Game 1 -- NLCS
Mets 2, Cardinals 0
Mets lead, 1-0
Last night I watched a Mets game that could hardly have been more perfect. It was a tense, tightly contested match-up that was neck-and-neck for all nine innings. There was stellar pitching, there was inspired defense, and there was a mammoth Met bomb off the scoreboard that won the game. Oh, and it opened up the 2006 NLCS.
Everyone wants to talk about Beltran's tater, how he has dominated in a small but freakishly good but still small sample size in October and especially against St. Louis. I think it's great, of course, and I hope all of the chatter will get Chris "Rainy Days & Mondays Move Up My Start" Carpenter and the rest of the Card staff fixated on Beltran while the other guys get their more than capable licks in. Cliff Floyd is out, and it hurts, but pitching & defense win these things, and without Endy Chavez's dazzling display of the latter, who's to say how last night turns out? The lineup has to pick it up for Clifford, just the way Tom Glavine did in unbelievable fashion for his fallen comrades.

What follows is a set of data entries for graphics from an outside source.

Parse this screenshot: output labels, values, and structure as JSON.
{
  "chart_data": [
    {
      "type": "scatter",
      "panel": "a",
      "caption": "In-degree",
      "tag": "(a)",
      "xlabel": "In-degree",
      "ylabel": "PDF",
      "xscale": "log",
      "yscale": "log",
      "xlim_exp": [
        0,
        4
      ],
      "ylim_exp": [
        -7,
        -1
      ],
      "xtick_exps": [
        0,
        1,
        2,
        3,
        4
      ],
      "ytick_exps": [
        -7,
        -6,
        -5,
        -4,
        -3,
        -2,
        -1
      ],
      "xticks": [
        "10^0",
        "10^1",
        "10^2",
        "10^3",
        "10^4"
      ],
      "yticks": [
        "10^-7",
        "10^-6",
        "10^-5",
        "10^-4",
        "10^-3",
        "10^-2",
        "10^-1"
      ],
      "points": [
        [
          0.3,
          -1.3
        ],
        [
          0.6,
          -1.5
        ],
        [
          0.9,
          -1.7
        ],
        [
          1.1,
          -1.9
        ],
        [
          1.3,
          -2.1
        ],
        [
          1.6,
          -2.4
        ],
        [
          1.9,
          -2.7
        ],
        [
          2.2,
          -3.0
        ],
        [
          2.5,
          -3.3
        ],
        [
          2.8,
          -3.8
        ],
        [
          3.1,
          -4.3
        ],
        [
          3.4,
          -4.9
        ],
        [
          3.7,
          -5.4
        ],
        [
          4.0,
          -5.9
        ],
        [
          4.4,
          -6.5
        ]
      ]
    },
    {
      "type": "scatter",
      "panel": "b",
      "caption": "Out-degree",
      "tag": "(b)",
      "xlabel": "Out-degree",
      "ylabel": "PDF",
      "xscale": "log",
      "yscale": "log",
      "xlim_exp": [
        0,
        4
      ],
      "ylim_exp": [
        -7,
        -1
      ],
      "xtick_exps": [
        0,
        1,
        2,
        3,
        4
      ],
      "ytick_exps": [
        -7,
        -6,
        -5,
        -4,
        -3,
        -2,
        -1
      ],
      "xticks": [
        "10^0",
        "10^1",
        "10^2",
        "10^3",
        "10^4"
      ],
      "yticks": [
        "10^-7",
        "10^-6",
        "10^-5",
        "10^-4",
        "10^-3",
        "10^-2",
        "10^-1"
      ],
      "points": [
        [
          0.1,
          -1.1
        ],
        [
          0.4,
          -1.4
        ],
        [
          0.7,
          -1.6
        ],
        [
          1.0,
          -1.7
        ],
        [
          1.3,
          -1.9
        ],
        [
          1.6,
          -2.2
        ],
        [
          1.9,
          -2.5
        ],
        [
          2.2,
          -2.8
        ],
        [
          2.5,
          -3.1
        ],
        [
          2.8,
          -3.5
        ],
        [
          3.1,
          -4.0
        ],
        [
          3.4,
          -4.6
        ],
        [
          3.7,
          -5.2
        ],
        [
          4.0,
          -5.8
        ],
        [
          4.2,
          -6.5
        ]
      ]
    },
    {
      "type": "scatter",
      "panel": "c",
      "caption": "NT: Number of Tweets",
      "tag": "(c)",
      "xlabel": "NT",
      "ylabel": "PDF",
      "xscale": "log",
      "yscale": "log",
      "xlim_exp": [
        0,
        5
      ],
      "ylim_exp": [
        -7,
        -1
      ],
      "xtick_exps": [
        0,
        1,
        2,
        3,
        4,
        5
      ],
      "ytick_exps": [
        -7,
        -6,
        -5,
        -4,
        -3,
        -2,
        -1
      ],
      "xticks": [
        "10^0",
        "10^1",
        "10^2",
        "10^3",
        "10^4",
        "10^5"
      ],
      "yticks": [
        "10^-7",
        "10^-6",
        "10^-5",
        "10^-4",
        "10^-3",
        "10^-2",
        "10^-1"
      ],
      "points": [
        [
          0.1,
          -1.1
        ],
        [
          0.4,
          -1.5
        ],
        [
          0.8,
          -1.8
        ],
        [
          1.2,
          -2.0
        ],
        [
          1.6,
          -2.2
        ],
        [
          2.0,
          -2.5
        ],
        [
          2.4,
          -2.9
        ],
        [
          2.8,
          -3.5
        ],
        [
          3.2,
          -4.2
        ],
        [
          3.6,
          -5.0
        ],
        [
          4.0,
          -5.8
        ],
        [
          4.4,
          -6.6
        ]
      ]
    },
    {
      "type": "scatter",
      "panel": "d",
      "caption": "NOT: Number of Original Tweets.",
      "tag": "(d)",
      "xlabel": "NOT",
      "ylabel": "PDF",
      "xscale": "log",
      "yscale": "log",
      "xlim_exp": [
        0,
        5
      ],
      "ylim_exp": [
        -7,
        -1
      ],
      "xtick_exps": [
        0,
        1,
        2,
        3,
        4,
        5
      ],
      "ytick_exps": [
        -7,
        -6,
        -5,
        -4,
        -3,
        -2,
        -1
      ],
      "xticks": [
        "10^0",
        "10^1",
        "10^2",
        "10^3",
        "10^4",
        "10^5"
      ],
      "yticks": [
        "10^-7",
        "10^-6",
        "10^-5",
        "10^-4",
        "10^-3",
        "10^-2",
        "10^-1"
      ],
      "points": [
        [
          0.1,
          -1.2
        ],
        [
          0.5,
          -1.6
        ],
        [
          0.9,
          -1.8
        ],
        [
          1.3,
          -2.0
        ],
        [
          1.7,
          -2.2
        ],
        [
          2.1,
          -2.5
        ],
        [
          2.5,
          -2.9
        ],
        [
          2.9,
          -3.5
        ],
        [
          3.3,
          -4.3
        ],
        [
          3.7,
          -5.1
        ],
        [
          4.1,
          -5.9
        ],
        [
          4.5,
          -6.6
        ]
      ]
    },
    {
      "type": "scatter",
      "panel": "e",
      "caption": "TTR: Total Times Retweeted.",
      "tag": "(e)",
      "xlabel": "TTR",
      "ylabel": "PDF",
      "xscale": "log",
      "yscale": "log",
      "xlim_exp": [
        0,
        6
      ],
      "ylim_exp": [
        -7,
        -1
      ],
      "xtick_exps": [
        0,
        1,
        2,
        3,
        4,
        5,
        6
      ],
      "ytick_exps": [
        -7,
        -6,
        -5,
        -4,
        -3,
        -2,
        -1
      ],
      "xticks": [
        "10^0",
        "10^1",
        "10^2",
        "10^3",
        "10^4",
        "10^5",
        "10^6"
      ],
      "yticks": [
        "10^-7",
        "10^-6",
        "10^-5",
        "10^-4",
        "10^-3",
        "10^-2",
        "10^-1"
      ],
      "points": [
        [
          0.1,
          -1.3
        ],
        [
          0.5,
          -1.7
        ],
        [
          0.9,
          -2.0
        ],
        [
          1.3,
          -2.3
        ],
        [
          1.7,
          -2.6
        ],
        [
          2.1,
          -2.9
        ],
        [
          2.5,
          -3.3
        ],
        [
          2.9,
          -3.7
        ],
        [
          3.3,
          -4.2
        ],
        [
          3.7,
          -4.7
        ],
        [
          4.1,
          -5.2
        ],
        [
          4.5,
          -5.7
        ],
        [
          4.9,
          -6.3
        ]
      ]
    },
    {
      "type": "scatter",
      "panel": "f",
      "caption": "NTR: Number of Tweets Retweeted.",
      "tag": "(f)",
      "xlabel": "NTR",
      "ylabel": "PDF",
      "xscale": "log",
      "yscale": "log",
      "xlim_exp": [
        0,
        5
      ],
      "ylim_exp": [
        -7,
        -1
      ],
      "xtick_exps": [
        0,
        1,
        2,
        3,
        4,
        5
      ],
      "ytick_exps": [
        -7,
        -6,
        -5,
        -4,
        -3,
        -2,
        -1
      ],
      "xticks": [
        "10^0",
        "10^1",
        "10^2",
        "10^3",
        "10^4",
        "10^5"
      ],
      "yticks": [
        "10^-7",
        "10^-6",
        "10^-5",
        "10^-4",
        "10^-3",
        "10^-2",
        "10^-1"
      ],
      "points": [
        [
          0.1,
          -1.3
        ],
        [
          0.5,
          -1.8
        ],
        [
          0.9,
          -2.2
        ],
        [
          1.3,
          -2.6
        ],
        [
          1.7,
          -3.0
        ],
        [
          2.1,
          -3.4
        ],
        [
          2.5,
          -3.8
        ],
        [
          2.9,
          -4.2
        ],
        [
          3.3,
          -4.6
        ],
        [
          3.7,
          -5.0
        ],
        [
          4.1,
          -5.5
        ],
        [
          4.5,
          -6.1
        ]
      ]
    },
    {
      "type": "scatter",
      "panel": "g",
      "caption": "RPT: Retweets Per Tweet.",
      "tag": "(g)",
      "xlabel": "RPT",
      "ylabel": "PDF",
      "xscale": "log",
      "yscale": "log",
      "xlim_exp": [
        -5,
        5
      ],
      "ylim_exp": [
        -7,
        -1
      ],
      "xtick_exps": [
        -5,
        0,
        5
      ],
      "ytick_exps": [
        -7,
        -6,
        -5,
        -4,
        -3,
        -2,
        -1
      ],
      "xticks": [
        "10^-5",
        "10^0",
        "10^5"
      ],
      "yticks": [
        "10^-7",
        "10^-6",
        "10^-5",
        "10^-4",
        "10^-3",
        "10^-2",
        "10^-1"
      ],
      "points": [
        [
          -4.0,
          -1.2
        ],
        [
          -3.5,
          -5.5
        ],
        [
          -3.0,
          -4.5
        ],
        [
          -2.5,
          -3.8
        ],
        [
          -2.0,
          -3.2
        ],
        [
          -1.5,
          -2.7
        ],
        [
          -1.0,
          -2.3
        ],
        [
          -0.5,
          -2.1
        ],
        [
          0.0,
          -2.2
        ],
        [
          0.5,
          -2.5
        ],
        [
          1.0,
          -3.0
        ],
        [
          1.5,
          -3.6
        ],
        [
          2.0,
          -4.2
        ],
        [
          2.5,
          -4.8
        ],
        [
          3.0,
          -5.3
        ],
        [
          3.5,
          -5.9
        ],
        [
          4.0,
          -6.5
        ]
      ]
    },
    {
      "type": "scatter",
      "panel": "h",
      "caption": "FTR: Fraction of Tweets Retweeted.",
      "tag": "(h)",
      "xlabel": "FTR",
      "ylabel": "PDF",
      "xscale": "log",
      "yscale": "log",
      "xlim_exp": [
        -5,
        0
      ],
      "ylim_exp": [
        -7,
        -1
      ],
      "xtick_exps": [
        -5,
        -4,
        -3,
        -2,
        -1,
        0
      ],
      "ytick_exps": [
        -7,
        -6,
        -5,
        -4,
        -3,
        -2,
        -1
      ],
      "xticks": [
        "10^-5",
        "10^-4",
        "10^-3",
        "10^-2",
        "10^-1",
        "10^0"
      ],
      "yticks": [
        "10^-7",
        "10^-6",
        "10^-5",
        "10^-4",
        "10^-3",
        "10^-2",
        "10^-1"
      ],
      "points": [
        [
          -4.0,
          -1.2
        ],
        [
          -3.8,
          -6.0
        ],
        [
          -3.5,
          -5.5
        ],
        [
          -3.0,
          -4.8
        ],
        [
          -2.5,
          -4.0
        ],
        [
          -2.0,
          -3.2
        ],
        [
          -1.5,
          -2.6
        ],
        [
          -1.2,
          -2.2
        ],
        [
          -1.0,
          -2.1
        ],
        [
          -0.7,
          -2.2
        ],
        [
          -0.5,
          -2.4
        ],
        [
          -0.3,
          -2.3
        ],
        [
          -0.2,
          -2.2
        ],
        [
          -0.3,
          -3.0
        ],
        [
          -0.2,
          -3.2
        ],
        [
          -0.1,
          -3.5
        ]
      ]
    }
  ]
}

Carpenter vs. Maine is one of the few match-ups in this series that seems overwhelmingly Redbird. Much has been made of the advantage garnered by the Cards because of the rainout-induced shift in the rotation, specifically how much better off they are with Carpenter going tonight. Here's a scenario I'm putting atop my wish list: Chris Carpenter, with one less day of rest and away from the friendly neo-Busch, takes a loss tonight against the revved up Met bats; St. Louis is then faced with opening up their home stint the next night without their ace and in a load of hot water. It could happen, and it would make my weekend just a tad less anxious.
John Maine, nobody wants to talk about what you bring to the Mets. Here's hoping that the next after-the-fact media story is a re-visit to the spring trade of Kris Benson, and the Mets laughing last.
For the record, how I have been feeling all week, especially late last night, is precisely why I got so cranky at the Mets for denying me the past few years. The energy is amazing.
Let's Go Mets. It's a mantra simple enough you could teach it to a three-year-old, and I did. Don't let her down.